Analfabetos em números


Os colchetes inventados para salvar a cara do presidente não funcionaram

Pior que errar é não reconhecer o erro -ao qual todos estão sujeitos, afinal. O presidente Lula errou feio quando se meteu a falar de analfabetismo em São Paulo e no Brasil, em comício para prefeitos. Não se corrigiu, oferecendo constrangedora demonstração pública de inabilidade tanto com números quanto com fatos.
Sua máquina de propaganda, sob o nome de Secretaria de Imprensa da Presidência, tentou justificar o deslize.

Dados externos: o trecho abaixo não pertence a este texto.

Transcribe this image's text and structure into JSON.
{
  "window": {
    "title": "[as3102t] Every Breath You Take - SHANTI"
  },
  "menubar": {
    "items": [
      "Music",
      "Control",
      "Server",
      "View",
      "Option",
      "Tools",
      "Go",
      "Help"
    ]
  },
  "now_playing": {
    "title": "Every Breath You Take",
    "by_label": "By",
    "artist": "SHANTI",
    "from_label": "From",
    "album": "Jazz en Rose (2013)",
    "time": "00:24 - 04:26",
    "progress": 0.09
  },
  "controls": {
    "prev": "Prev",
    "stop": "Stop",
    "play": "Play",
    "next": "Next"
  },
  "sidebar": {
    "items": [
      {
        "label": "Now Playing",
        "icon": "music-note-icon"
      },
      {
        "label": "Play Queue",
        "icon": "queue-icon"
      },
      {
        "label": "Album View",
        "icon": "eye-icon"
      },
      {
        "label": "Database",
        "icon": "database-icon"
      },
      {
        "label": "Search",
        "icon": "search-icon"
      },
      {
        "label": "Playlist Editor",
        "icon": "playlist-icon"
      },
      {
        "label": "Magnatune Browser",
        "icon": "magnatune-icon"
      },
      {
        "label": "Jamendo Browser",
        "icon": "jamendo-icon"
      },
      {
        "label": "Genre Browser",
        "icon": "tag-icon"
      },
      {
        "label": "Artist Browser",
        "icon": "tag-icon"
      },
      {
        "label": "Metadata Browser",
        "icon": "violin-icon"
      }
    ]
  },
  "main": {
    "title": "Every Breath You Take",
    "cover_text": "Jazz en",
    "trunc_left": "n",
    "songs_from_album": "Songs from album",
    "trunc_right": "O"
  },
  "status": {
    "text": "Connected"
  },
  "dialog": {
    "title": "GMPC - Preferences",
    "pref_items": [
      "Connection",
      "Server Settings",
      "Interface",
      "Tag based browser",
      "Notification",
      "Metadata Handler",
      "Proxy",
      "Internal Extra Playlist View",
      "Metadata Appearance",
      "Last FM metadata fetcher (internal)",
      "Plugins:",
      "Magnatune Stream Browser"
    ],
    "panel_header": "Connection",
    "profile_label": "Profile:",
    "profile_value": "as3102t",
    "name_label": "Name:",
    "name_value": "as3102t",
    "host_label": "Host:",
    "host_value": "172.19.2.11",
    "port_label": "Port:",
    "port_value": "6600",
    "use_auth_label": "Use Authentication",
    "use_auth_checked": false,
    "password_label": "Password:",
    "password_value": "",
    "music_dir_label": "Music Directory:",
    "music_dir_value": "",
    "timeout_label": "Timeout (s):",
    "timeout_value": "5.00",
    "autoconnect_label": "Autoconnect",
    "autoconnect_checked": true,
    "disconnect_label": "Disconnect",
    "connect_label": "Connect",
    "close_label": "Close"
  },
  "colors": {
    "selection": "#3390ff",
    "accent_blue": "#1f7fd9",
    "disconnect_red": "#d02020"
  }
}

Fez circular "esclarecimentos" sobre o discurso para "proporcionar seu correto entendimento". Insinuou, nas entrelinhas, que o erro fora dos jornalistas presentes, mas em verdade protagonizou um típico caso de emenda pior que o soneto.
Aos números e aos fatos, portanto: uma verdadeira salada presidencial. Lula afirmou: "No Sudeste, nós temos 5,7% de analfabetos. Mas, pasmem, caiam de costas, Kassab, porque você não sabia e eu não sabia: no Estado de São Paulo nós ainda temos 10% de analfabetos no Brasil. O Estado mais rico da Federação".
Uma emenda orwelliana da secretaria agregou à transcrição da fala, entre colchetes, a expressão "do total", coisa que Lula não pronunciou, nem parece ter tido em mente. Na versão retocada, a frase ficou assim: "No Estado de São Paulo nós ainda temos 10% [do total] de analfabetos no Brasil".
O índice correto de analfabetismo em SP, ou seja, a parcela da população do Estado nessa condição, é 4,2%, como informa o "esclarecimento". O que o texto não destaca, como deveria para dar o quadro interpretativo correto, é que essa é a quarta melhor taxa brasileira (atrás só de DF, RJ e SC). A média nacional, outro parâmetro de comparação, é 9,2%.
Os 10% de Lula no palanque se referem à parcela de analfabetos do Brasil que vivem em São Paulo (10,3%, para ser exato, se fosse exata a tabela da secretaria). Como o "Estado mais rico da Federação" tem também a maior população na faixa considerada (22,5% do total), não há nada demais nisso. Ao contrário.
Os colchetes inventados para salvar a cara do presidente nem de longe conseguem fazê-lo. Lula misturou alhos com bugalhos.
O melhor indício é que, na primeira frase do trecho em questão, ele fala em 5,7% de analfabetos no Sudeste, portanto de uma taxa, e não da parcela no total nacional (24,7%).
Há outros erros no discurso, que a secretaria não julgou necessário "esclarecer", mas reforçam a tese do embaralhamento presidencial com os dados. Lula diz que 19,9% dos analfabetos do Brasil estão no Nordeste, região onde nasceu. Pela tabela de sua secretaria, são 53,3%.
O aloprado que colheu números para rechear o discurso talvez tivesse em mente a taxa média de analfabetismo na região, mas somando e dividindo os percentuais dos nove Estados nordestinos fornecidos no quadro propagandístico chega-se a 18,9%. Um ponto percentual de diferença, que no contexto corresponde a um erro de 5%, mas que, noves fora, também pode resultar de sucessivos arredondamentos.
A tabela da Secretaria de Imprensa da Presidência cita como fonte a Pesquisa Nacional por Amostra de Domicílios (Pnad) do IBGE, instituição ciosa das estatísticas oficiais do país. No quadro, porém, a população brasileira total de pessoas com dez anos ou mais aparece com o valor 159.361.
Obviamente, trata-se de 159 milhões e quebrados. Faltou indicar que todas as cifras ali relacionadas estão em milhares.
Não é só o presidente que se enrola com números no Planalto.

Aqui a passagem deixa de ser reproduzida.